- KwaSizabantu Mission has welcomed an investigation by the government into allegations of various rights abuses.
- Ruth Combrink, a leader at the mission, said their own investigation showed the mission had not been complicit.
- She concurred with KZN Premier Sihle Zikalala that banning products from KwaSizabantu was causing job losses.
A leader at the controversial KwaSizabantu Mission in KwaZulu-Natal has welcomed government investigations into the institution, and has called for those with jobs at the mission not to suffer losses while the probes continue.
Ruth Combrink on Monday said they were humbled and appreciative that officials last week inspected the area.
"So many officials visited the mission on Thursday on their fact-finding mission. We are happy to work with the government and welcome their investigation.

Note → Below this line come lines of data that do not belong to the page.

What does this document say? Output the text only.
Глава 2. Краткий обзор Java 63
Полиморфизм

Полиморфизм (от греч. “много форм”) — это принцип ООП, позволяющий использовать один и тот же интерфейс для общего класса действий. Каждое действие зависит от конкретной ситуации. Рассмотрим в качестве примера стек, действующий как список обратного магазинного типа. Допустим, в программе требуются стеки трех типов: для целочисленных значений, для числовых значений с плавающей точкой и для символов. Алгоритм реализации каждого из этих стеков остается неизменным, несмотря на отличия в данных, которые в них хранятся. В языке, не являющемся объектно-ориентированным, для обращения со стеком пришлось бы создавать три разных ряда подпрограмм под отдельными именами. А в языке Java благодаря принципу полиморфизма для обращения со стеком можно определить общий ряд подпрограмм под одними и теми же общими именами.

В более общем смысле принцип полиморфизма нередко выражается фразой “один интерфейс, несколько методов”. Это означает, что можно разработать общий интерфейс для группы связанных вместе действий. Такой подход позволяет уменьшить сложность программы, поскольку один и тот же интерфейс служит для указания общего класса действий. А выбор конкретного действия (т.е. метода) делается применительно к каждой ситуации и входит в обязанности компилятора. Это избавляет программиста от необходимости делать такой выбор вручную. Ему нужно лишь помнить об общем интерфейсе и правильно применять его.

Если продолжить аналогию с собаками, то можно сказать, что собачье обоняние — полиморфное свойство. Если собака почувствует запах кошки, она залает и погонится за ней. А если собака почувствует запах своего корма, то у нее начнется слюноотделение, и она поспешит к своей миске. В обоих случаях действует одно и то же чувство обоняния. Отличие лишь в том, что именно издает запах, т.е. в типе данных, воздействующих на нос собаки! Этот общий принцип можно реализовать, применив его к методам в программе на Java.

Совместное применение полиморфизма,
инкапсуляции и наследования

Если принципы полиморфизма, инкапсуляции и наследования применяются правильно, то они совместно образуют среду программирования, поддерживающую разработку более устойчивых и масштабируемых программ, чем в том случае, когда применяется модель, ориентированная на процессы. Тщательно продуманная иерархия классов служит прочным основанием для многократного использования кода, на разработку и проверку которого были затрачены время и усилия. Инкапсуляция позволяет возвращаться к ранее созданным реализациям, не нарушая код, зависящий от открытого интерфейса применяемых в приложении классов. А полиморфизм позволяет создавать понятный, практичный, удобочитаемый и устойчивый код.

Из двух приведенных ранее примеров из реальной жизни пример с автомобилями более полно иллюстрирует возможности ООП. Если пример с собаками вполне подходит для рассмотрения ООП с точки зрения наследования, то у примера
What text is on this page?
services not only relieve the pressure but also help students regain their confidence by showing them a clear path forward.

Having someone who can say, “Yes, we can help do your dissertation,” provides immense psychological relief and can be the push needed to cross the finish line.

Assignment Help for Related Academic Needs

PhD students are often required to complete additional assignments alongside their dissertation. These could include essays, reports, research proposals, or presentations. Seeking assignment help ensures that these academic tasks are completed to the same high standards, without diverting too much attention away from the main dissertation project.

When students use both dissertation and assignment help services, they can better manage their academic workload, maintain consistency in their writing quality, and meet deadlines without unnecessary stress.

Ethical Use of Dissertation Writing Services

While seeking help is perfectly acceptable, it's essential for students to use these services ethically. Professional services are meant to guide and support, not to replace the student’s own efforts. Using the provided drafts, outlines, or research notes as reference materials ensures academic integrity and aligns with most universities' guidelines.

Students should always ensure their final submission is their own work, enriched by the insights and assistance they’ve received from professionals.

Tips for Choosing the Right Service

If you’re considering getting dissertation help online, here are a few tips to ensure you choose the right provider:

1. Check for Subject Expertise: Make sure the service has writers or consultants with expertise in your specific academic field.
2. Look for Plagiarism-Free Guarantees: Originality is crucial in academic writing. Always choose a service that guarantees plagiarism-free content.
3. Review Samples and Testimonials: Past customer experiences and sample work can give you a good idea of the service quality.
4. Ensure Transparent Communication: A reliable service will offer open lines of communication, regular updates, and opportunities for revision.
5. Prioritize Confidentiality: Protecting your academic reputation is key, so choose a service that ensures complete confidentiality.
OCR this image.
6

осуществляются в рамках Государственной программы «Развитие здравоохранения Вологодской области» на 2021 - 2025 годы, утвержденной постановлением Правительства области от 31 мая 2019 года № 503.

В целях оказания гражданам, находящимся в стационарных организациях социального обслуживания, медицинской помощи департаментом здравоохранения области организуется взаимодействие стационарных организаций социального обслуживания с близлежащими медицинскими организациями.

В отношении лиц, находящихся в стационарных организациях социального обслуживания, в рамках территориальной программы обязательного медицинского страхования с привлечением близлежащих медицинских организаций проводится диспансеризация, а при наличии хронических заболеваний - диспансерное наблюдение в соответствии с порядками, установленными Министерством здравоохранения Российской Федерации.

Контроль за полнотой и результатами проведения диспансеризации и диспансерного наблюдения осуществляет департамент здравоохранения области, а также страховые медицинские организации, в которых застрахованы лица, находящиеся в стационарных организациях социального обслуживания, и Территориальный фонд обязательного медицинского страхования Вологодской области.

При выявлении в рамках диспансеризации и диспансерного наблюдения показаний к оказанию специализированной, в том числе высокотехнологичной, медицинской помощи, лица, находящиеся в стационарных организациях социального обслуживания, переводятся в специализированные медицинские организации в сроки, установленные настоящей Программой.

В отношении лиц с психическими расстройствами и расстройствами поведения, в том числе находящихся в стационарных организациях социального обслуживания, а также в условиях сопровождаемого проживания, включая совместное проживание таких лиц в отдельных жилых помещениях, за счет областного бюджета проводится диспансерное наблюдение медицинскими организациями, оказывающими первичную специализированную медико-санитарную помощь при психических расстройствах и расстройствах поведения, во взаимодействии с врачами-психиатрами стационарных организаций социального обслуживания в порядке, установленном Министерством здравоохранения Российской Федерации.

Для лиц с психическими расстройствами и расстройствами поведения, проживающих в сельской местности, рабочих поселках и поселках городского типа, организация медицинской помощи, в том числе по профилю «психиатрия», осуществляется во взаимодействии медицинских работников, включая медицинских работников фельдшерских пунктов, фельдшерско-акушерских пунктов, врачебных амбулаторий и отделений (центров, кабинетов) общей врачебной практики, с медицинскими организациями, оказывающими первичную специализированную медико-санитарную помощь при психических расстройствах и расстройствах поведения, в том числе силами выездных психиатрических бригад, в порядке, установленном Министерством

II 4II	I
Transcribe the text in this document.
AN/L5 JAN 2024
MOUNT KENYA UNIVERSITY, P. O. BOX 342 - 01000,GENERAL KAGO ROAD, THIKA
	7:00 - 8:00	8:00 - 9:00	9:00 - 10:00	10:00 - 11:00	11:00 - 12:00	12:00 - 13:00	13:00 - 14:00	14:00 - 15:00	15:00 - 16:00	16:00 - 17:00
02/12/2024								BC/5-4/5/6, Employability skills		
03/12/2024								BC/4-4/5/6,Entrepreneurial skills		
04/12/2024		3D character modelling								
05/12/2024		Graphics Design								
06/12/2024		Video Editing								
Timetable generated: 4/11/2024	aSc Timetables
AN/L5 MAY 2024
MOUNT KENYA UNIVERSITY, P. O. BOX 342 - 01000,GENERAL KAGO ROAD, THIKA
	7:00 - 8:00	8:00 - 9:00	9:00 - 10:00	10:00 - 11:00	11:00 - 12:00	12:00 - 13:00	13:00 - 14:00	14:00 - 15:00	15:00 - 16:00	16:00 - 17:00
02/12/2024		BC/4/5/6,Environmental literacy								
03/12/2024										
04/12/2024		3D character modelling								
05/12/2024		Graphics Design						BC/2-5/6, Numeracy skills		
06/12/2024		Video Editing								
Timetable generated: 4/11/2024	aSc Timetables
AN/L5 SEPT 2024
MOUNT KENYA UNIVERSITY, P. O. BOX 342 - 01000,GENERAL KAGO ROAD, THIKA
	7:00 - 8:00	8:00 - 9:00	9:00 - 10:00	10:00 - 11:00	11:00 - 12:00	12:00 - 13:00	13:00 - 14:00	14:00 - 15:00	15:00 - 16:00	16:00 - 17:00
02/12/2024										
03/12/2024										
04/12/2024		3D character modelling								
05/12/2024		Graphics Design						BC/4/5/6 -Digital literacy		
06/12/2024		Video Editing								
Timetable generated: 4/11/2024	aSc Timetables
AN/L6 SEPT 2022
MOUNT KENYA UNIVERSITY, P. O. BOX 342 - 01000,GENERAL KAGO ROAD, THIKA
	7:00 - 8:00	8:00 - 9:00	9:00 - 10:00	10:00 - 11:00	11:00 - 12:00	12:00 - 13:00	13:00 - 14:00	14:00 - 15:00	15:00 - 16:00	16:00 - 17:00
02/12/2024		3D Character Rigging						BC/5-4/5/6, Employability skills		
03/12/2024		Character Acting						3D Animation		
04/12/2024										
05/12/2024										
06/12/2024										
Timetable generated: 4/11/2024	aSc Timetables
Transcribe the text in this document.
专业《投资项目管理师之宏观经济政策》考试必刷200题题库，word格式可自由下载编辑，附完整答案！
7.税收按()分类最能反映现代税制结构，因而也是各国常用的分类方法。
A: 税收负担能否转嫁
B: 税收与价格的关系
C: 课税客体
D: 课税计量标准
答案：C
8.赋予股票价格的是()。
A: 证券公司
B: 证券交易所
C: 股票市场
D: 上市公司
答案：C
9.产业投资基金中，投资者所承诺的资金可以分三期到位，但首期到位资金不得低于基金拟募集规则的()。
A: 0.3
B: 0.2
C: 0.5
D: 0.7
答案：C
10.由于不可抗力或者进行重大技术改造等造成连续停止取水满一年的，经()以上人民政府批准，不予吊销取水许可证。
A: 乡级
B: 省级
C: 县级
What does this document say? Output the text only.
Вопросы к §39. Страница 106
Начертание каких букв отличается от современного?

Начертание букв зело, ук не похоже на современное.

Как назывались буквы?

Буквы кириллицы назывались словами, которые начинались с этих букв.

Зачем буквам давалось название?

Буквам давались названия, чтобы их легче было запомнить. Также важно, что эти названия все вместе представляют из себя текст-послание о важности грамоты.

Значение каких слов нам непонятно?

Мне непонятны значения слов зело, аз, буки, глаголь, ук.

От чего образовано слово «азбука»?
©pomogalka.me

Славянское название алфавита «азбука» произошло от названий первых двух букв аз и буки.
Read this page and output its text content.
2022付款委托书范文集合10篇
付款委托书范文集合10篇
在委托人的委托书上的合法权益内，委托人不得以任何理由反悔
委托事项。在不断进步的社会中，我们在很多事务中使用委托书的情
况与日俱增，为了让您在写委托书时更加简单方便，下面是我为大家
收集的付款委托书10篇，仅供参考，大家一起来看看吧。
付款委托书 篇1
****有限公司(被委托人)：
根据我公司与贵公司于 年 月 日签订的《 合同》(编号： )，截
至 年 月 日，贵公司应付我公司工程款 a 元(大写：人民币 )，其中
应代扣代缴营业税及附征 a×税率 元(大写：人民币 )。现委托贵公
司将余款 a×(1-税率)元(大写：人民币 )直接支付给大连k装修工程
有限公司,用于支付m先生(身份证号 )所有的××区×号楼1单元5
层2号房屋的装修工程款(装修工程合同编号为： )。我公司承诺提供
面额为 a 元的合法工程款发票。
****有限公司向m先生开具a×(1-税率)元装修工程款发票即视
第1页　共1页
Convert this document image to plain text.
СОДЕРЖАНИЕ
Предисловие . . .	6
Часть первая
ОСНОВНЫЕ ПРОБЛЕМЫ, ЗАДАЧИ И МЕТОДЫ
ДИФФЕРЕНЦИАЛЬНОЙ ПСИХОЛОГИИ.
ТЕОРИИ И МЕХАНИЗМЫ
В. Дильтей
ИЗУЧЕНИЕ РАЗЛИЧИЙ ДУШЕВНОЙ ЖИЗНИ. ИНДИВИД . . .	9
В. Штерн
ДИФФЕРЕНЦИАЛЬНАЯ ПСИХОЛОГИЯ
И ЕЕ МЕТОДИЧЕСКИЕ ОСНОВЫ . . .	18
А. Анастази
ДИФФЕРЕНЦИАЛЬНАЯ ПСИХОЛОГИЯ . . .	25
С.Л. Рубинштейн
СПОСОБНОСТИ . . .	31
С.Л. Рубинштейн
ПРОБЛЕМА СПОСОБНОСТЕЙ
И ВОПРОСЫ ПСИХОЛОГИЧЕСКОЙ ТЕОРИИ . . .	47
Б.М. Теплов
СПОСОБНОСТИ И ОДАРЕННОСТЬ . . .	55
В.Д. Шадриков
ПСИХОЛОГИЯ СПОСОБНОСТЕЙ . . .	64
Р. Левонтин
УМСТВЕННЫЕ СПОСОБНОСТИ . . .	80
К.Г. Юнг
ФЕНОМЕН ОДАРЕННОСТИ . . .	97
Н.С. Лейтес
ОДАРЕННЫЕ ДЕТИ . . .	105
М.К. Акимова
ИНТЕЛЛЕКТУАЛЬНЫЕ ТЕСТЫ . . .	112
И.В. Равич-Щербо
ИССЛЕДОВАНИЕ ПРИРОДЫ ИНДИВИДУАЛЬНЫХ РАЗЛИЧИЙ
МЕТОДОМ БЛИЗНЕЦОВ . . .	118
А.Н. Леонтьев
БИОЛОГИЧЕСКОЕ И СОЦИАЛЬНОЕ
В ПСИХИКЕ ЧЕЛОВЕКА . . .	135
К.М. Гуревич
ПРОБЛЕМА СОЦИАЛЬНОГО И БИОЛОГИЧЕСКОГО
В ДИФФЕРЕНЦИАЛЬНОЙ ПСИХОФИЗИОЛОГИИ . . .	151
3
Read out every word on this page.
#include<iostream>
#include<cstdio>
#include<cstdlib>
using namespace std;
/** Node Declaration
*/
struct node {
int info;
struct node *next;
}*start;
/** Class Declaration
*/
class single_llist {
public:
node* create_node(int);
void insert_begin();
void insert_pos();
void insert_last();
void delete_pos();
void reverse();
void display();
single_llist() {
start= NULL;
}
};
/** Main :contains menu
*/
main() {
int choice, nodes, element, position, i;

We believe that we have the same goal – that is to hear the truth as we do not condone abuse and that the perpetrators must be brought to book," she said.
The statement comes after KZN Premier Sihle Zikalala on Sunday said that any wrongdoers should face the full might of the law.
He, however, stated that he would engage with retailers who have withdrawn KwaSizabantu-affiliated products, of which aQuelle water is the most prominent.
Combrink said they were awaiting a response from the CRL Rights Commission "to make our submissions". This after the mission's legal team told the chairperson of the commission to recuse himself.
"We are confident that the truth will soon become evident."
She said they were confident the mission itself had done no wrong.
"From our own investigations, we are confident that KwaSizabantu Mission has not been complicit in any of the allegations, but rather that the allegations relate to individuals against which the law must take its course, if proven to be true."
Combrink said the devastation and impact of the allegations on the community are "significant".
"It is not just about the job losses in our business operations, but the value chain, including suppliers, community entrepreneurs and service providers. Already more than 3 000 jobs have been directly affected.
"We support the sentiment of the premier of KZN that the communities should not suffer due to the unproven allegations."
The mission has come under the spotlight following a News24 investigation, in which former members of the mission gave personal accounts of alleged sexual assault, physical and psychological abuse, as well as alleged financial crimes.
The CRL Rights Commission probe will continue later this week.